La noche transcurrió lentamente, sin que del bosque abandonado viniese un solo rumor. El Manchurri y el Huesos dormían acurrucados bajo las ruedas del autociclo, lejos de la pequeña hoguera donde habían hecho la cena.

Sergio, sabiendo que no iba a poder dormir, se ofreció para quedarse de guardia, y así lo hizo, sentado en el suelo, con la espalda apoyada en uno de los grandes árboles, y palpando sin cesar el rifle, como si temiese que desapareciera.

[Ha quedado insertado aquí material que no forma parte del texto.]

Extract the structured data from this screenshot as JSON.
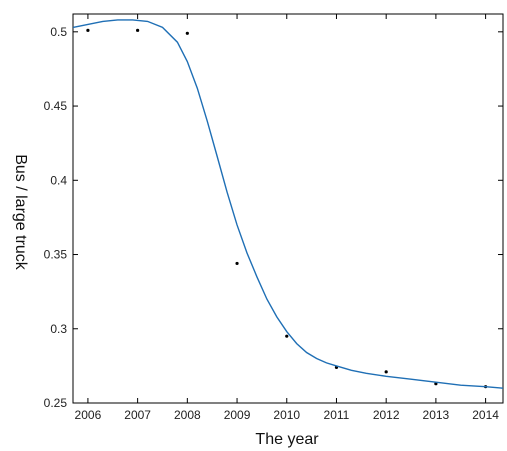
{
  "chart_data": {
    "type": "scatter",
    "title": "",
    "xlabel": "The year",
    "ylabel": "Bus / large truck",
    "xlim": [
      2005.7,
      2014.35
    ],
    "ylim": [
      0.25,
      0.512
    ],
    "x_ticks": [
      "2006",
      "2007",
      "2008",
      "2009",
      "2010",
      "2011",
      "2012",
      "2013",
      "2014"
    ],
    "y_ticks": [
      "0.25",
      "0.3",
      "0.35",
      "0.4",
      "0.45",
      "0.5"
    ],
    "grid": false,
    "legend": "none",
    "series": [
      {
        "kind": "points",
        "x": [
          2006,
          2007,
          2008,
          2009,
          2010,
          2011,
          2012,
          2013,
          2014
        ],
        "y": [
          0.501,
          0.501,
          0.499,
          0.344,
          0.295,
          0.274,
          0.271,
          0.263,
          0.261
        ],
        "color": "#000000"
      },
      {
        "kind": "line",
        "x": [
          2005.7,
          2006.0,
          2006.3,
          2006.6,
          2006.9,
          2007.2,
          2007.5,
          2007.8,
          2008.0,
          2008.2,
          2008.4,
          2008.6,
          2008.8,
          2009.0,
          2009.2,
          2009.4,
          2009.6,
          2009.8,
          2010.0,
          2010.2,
          2010.4,
          2010.6,
          2010.8,
          2011.0,
          2011.3,
          2011.6,
          2012.0,
          2012.5,
          2013.0,
          2013.5,
          2014.0,
          2014.35
        ],
        "y": [
          0.503,
          0.505,
          0.507,
          0.508,
          0.508,
          0.507,
          0.503,
          0.493,
          0.48,
          0.462,
          0.44,
          0.416,
          0.392,
          0.37,
          0.351,
          0.335,
          0.32,
          0.308,
          0.298,
          0.29,
          0.284,
          0.28,
          0.277,
          0.275,
          0.272,
          0.27,
          0.268,
          0.266,
          0.264,
          0.262,
          0.261,
          0.26
        ],
        "color": "#1f6fb5"
      }
    ]
  }
}
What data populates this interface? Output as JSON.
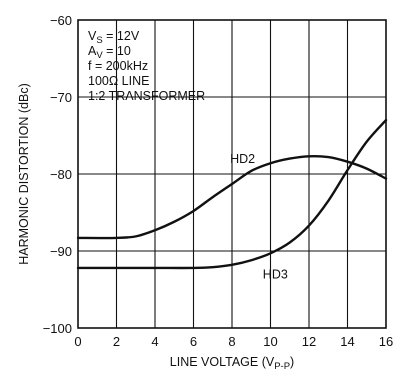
{
  "chart_data": {
    "type": "line",
    "xlabel": "LINE VOLTAGE (V",
    "xlabel_sub": "P-P",
    "xlabel_close": ")",
    "ylabel": "HARMONIC DISTORTION (dBc)",
    "xlim": [
      0,
      16
    ],
    "ylim": [
      -100,
      -60
    ],
    "xticks": [
      0,
      2,
      4,
      6,
      8,
      10,
      12,
      14,
      16
    ],
    "yticks": [
      -100,
      -90,
      -80,
      -70,
      -60
    ],
    "x_tick_labels": [
      "0",
      "2",
      "4",
      "6",
      "8",
      "10",
      "12",
      "14",
      "16"
    ],
    "y_tick_labels": [
      "−100",
      "−90",
      "−80",
      "−70",
      "−60"
    ],
    "grid": true,
    "conditions": [
      {
        "main": "V",
        "sub": "S",
        "rest": " = 12V"
      },
      {
        "main": "A",
        "sub": "V",
        "rest": " = 10"
      },
      {
        "main": "f = 200kHz",
        "sub": "",
        "rest": ""
      },
      {
        "main": "100Ω LINE",
        "sub": "",
        "rest": ""
      },
      {
        "main": "1:2 TRANSFORMER",
        "sub": "",
        "rest": ""
      }
    ],
    "series": [
      {
        "name": "HD2",
        "label_at": [
          7.9,
          -78.6
        ],
        "points": [
          [
            0,
            -88.3
          ],
          [
            2,
            -88.3
          ],
          [
            3,
            -88.1
          ],
          [
            4,
            -87.3
          ],
          [
            5,
            -86.2
          ],
          [
            6,
            -84.8
          ],
          [
            7,
            -83.0
          ],
          [
            8,
            -81.3
          ],
          [
            9,
            -79.6
          ],
          [
            10,
            -78.6
          ],
          [
            11,
            -78.0
          ],
          [
            12,
            -77.7
          ],
          [
            13,
            -77.8
          ],
          [
            14,
            -78.4
          ],
          [
            15,
            -79.3
          ],
          [
            16,
            -80.6
          ]
        ]
      },
      {
        "name": "HD3",
        "label_at": [
          9.6,
          -93.6
        ],
        "points": [
          [
            0,
            -92.2
          ],
          [
            2,
            -92.2
          ],
          [
            4,
            -92.2
          ],
          [
            6,
            -92.2
          ],
          [
            7,
            -92.1
          ],
          [
            8,
            -91.8
          ],
          [
            9,
            -91.2
          ],
          [
            10,
            -90.3
          ],
          [
            11,
            -88.9
          ],
          [
            12,
            -86.7
          ],
          [
            13,
            -83.5
          ],
          [
            14,
            -79.5
          ],
          [
            15,
            -75.8
          ],
          [
            16,
            -73.0
          ]
        ]
      }
    ]
  }
}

No había luna. A través de las extensas ramas apenas se distinguía algún lejano retazo de firmamento, con una solitaria estrella brillando. Era inútil ya buscar el relumbrar de Gabkar, puesto que había decrecido rápidamente hasta casi desaparecer.

Procurando no hacer ruido, para no despertar a sus compañeros, Sergio colocó cuidadosamente un par de pequeñas ramas en la moribunda fogata. No eran necesarias ni por la temperatura, pues la noche era templada y agradable, ni tampoco por protección frente a los predadores, pues era seguro que no había un solo animal en las cercanías.

El Vikingo se levantó, sin decir nada, tomó su rifle, y sin mirar a Sergio, se perdió entre los troncos.

Las ramas ardían alegremente, crepitando, y dejando caer alguna brasa entre la espesa ceniza blanca. El oloroso humo se perdía entre las frondas, mientras las llamaradas se reflejaban fantasmagóricamente sobre la hierba, sobre el costado del carricoche y sobre los grandes troncos, formando como oleadas sucesivas de luz y sombra. A la mente de Sergio volvían ahora lejanas imágenes, y por algún misterioso mecanismo su mente consciente rechazaba aquellas que pertenecían a su vida anterior, en la Ciudad. Recordaba a Edy, a la casa de piedra, con pulidos suelos; a Marta, al Capitán Grotton… al pobre Amílcar Stone… Durante un instante le pareció sentir de nuevo esa fuerza extraordinaria en sus manos, como si una corriente de energía emanase de todo su cuerpo y fuera capaz de domeñar la materia…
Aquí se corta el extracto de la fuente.